Quello che preoccupa seriamente gli Stati Uniti, è proprio la proprietà intellettuale. La Cina non è più soltanto il Paese a cui demandare la produzione industriale più inquinante, ma il progresso tecnologico, anche in chiave prospettica preoccupa la posizione di leadership americana.
E allora rileggiamo gli ultimi Tweet di Trump oppure soffermiamoci sulla politica di comunicazione, probabilmente volutamente confusa da parte di Larry Kudlow (nuovo economic advisor di Trump da quando Gary Cohn si è dimesso non condividendo le scelte del Presidente) e da parte del segretario di Stato Mnuchin. Entrambi nel tentativo di difendere le posizioni di Trump, ribadiscono la linea dura e si mostrano aperti al dialogo qualora la Cina accetti le proprie condizioni; in definitiva dichiarano di non voler giungere ad una guerra di dazi, ma non ne escludono l’eventualità.
Questa situazione di incertezza, ora galvanizzata dalle contro misure della Cina, ora smussata da parole di apertura ad una forma di dialogo, sta contraddistinguendo la price action dei mercati. Un’incertezza che contrappone l’onda buona agli investitori più bearish, entrambi focalizzati a comprendere quanto dello scenario peggiore sia già incorporato nei prezzi dopo che nella giornata di venerdì l’indice S&P500 si è appoggiato sulla media a 200gg.
Una situazione di incertezza corroborata nelle settimane precedenti dai Tweet su Amazon e da qualche giorno dall’inasprirsi della situazione in Siria. Sono arrivati prontamente dei Tweet dove Trump ha chiamato in causa la Russia e lo stesso Putin nel ruolo di responsabili. Sono seguite sanzioni dirette verso oligarchi e imprese russe, a minare il tessuto economico, ancora una volta dirette principalmente al mercato dell’alluminio.

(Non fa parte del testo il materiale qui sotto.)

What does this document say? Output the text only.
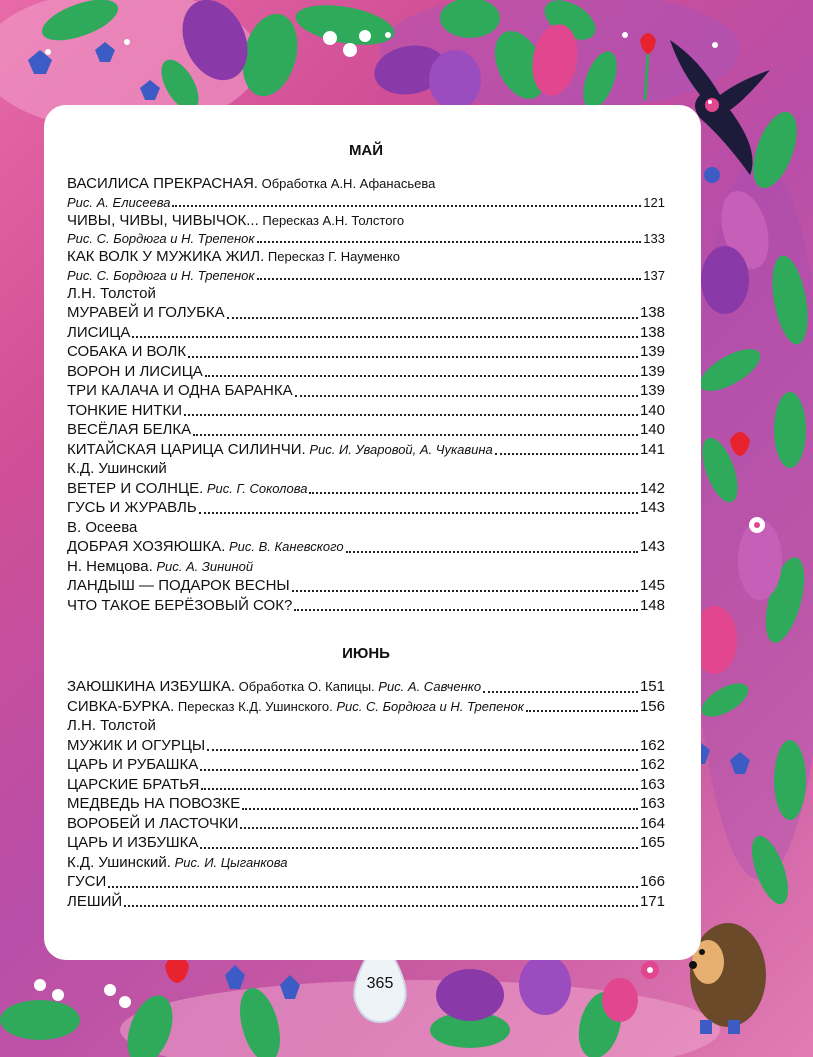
МАЙ
ВАСИЛИСА ПРЕКРАСНАЯ. Обработка А.Н. Афанасьева
Рис. А. Елисеева	121
ЧИВЫ, ЧИВЫ, ЧИВЫЧОК... Пересказ А.Н. Толстого
Рис. С. Бордюга и Н. Трепенок	133
КАК ВОЛК У МУЖИКА ЖИЛ. Пересказ Г. Науменко
Рис. С. Бордюга и Н. Трепенок	137
Л.Н. Толстой
МУРАВЕЙ И ГОЛУБКА	138
ЛИСИЦА	138
СОБАКА И ВОЛК	139
ВОРОН И ЛИСИЦА	139
ТРИ КАЛАЧА И ОДНА БАРАНКА	139
ТОНКИЕ НИТКИ	140
ВЕСЁЛАЯ БЕЛКА	140
КИТАЙСКАЯ ЦАРИЦА СИЛИНЧИ. Рис. И. Уваровой, А. Чукавина	141
К.Д. Ушинский
ВЕТЕР И СОЛНЦЕ. Рис. Г. Соколова	142
ГУСЬ И ЖУРАВЛЬ	143
В. Осеева
ДОБРАЯ ХОЗЯЮШКА. Рис. В. Каневского	143
Н. Немцова. Рис. А. Зининой
ЛАНДЫШ — ПОДАРОК ВЕСНЫ	145
ЧТО ТАКОЕ БЕРЁЗОВЫЙ СОК?	148
ИЮНЬ
ЗАЮШКИНА ИЗБУШКА. Обработка О. Капицы. Рис. А. Савченко	151
СИВКА-БУРКА. Пересказ К.Д. Ушинского. Рис. С. Бордюга и Н. Трепенок	156
Л.Н. Толстой
МУЖИК И ОГУРЦЫ	162
ЦАРЬ И РУБАШКА	162
ЦАРСКИЕ БРАТЬЯ	163
МЕДВЕДЬ НА ПОВОЗКЕ	163
ВОРОБЕЙ И ЛАСТОЧКИ	164
ЦАРЬ И ИЗБУШКА	165
К.Д. Ушинский. Рис. И. Цыганкова
ГУСИ	166
ЛЕШИЙ	171
365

Ma questa è un’altra storia in corso d’opera, in grado di portare incertezza anche a livello internazionale per i risvolti reali che si porta dietro. Così come le contro misure della Cina rivolte a danneggiare la parte dell’elettorato vicina a Trump, gli agricoltori e produttori di soia.
Ancora un’altra storia in attesa che tutto si possa calmare, con le elezioni del mid term ancora lontane, bisogna sperare che Cina e Russia si mostrino più compiacenti. Da parte degli Stati Uniti, per quanto non stiano comunicando bene i contenuti, è evidente la scelta del tono: di chiara sfida.
La partita si giocherà con l’accesso ai mercati in una sorta di equilibrio che sembra essere più precario, ma che dovrebbe lasciare spazio a nuovi accordi. Questa sembra la parola mancante. Accordi, anche bilaterali che per quanto rappresentino una scelta sub-ottimale, riescano a placare anche temporaneamente le attuali diatribe.